Nursing Skills That Impact Healthcare Quality 

There are plenty of skills taught as a part of the programs or nursing courses in Canada. Yet, there are quite a few skills that might not be directly associated with nursing but still impact the profession in so many ways. Let us talk about these skills in brief and discuss how each of them impacts the quality of healthcare from the perspective of nursing. 

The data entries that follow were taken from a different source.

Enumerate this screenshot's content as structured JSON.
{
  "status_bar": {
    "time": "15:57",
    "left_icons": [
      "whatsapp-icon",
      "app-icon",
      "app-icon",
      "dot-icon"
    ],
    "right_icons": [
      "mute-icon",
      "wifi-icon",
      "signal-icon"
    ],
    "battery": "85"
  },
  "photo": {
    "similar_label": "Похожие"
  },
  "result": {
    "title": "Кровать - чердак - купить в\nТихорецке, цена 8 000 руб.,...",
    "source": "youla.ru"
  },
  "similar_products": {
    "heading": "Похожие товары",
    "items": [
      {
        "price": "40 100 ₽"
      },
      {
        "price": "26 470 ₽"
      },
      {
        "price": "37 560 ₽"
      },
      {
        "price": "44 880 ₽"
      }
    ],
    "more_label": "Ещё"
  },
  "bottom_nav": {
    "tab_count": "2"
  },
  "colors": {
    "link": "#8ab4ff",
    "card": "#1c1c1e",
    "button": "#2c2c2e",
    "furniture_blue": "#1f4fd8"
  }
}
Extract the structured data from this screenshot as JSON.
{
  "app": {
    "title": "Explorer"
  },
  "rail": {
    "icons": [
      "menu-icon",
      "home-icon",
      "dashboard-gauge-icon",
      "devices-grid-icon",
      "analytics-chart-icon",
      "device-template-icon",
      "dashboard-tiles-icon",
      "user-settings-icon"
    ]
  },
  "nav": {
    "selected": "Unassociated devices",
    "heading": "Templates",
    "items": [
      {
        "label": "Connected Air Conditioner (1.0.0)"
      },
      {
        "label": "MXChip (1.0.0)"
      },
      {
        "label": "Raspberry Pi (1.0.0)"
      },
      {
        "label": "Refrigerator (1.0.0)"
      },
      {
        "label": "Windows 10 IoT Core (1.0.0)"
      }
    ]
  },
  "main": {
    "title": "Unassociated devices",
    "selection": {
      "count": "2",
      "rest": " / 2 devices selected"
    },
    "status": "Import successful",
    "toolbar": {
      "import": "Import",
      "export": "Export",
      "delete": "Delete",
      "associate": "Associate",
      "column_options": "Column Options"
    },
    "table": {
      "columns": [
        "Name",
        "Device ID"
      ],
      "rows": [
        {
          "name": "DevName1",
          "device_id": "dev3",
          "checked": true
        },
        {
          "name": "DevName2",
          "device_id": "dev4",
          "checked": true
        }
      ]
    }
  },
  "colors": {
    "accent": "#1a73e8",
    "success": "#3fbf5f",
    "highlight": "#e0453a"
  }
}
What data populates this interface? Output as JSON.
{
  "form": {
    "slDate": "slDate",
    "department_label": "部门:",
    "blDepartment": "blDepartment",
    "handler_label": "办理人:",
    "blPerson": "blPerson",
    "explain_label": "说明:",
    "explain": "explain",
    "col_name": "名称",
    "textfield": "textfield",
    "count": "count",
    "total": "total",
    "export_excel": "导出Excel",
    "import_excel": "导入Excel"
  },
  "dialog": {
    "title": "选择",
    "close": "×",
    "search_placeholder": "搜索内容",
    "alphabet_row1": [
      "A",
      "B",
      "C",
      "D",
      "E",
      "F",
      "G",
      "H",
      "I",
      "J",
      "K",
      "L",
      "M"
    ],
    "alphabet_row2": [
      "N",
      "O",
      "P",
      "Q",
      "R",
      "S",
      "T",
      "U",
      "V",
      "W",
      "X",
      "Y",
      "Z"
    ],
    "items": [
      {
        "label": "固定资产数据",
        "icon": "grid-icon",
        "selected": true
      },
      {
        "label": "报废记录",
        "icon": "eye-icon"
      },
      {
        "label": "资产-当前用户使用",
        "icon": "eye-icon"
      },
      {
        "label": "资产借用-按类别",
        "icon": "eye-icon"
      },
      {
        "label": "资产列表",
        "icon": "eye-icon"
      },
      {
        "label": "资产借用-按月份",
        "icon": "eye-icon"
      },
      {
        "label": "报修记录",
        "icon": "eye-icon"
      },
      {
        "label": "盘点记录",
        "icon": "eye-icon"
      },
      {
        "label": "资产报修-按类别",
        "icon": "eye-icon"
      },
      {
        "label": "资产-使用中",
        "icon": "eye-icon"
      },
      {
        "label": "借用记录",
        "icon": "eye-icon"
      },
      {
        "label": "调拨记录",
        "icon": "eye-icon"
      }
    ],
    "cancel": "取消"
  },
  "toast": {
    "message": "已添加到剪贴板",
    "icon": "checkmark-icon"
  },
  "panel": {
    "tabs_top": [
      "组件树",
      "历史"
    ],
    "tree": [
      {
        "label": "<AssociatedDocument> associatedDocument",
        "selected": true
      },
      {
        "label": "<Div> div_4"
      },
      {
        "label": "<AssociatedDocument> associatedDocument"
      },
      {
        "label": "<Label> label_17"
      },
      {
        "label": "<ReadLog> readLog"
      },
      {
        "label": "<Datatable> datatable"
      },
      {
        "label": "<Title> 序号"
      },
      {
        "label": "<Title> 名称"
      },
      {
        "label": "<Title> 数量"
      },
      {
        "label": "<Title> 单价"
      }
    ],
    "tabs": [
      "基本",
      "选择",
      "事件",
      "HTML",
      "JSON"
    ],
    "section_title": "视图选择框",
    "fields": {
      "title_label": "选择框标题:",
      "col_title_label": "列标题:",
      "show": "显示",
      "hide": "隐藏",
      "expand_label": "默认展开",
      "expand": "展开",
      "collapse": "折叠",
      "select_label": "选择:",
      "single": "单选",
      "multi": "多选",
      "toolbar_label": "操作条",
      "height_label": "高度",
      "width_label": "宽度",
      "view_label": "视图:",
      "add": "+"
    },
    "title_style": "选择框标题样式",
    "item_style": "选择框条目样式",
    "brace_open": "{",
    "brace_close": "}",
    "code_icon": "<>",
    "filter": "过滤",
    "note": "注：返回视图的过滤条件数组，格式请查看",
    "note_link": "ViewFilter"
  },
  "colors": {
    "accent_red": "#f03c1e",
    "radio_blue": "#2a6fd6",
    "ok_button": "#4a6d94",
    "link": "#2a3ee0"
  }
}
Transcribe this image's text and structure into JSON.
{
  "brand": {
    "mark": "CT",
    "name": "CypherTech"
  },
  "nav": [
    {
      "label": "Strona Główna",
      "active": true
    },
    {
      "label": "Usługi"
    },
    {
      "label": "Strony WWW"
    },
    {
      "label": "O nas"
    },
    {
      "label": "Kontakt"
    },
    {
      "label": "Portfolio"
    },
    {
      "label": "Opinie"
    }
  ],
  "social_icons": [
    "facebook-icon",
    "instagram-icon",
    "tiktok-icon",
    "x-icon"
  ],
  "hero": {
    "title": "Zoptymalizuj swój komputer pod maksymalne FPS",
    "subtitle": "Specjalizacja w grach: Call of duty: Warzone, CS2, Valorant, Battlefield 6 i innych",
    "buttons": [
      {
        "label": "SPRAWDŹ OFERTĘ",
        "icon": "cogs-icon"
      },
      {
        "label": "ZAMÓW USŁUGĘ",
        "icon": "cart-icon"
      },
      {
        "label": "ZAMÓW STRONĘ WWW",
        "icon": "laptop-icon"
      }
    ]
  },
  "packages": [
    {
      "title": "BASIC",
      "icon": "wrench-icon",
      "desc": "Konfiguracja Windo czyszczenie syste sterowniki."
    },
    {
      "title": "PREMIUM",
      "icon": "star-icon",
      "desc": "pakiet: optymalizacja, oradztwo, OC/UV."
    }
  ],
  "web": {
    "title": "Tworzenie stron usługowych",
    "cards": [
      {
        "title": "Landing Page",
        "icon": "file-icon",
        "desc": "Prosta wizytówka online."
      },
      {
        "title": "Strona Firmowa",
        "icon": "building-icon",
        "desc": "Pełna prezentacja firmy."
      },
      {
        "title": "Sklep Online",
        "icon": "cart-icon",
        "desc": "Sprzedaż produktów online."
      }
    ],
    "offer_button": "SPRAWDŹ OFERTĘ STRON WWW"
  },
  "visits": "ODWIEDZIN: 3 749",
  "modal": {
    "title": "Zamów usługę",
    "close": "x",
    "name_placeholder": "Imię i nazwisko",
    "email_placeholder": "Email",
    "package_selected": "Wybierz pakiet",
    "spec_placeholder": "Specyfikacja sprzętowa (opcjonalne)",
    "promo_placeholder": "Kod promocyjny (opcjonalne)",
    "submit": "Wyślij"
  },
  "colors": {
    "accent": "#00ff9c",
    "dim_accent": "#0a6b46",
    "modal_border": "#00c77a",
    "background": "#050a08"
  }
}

  1. Problem-Solving: The skill of being a problem solver goes a long way in the profession of nursing. It is more like the art of finding answers when there’s scope for none of them. Acquiring and cultivating problem-solving skills is necessary to overcome patient care and system-wide challenges. 
  2. Priority Setting: Jobs for nurses can be quite demanding, yet there needs to be an understanding of priority setting. When there are multiple tasks to be performed, the estimation of performing the most important task first is all about setting priorities. There are many important decisions to be made, but deciding what you’d put first as a nurse makes all the difference. Although this skill is taught as a part of many nursing courses in Canada the concept can at times be unclear until learned by being in an actual professionally run environment.  
  3. Delegation: Jobs for nurses demand delegation on multiple levels. Nurses must realize early in their professional journey that they must not try to handle every duty by themselves but must delegate. Duties associated with patient care must be delegated to maintain and improve the scope of productivity.  Delegation of nursing tasks carries more than one benefit . It helps to free up some time by dividing the work amongst the other team members, thereby resulting in addressing all the issues with less stress and delay. The concept of delegation is often taught as a part of nursing courses in Canada and should be practiced in real-time scenarios as well. 
  4. Interactions & Collaborations: Little do we realize that communication is key to avoiding hard consequences and assumptions. The profession of nursing requires active interactions and collaborations to keep intact the essence of important information about certain patient cases. What nurses are taught as a part of their education and nursing courses in Canada should be implemented in the actual working environments so that the nurses feel confident to freely express themselves to their teams. Collaborations here would state that, wherever required and possible, nurses should collaborate to come together as a team and do the needful for optimal patient care delivery. The more we evolve in terms of encouraging interactions and collaborations, the better nursing work environments will be. 
  5. Decision-Making: A healthcare system works best when there are healthcare professionals with sound critical - thinking skills. They can critically analyze and further give rise to good decision-making. Irrespective of being a nurse, every healthcare professional should be well equipped with quality decision-making abilities. Primarily in nursing, decision-making is put to best use when the nurses are representing a patient and need to address their needs. Exceptional decision-making skills are also recognized when nurses can decide the best possible patient care treatment based on a doctor’s diagnosis and directions. 

 

Conclusion 

A progressive healthcare system is one where nurses, doctors, and all healthcare professionals are well-informed and well-aware of the fact that, together, they can all bring a much-needed difference. The above-stated skills happen to be present and underlying, but more active work on replenishing them can make a big difference in the present as well as the future fate of global healthcare. Efficient leadership, educators, and cooperative staff members are some of the elements that can shape progressive healthcare. Not to forget, it is about time that we work towards achievable goals and uproot the healthcare systems across the world by bringing a wave of change. There’s always a stepping stone to be laid, and it can start from even the small steps that we all take.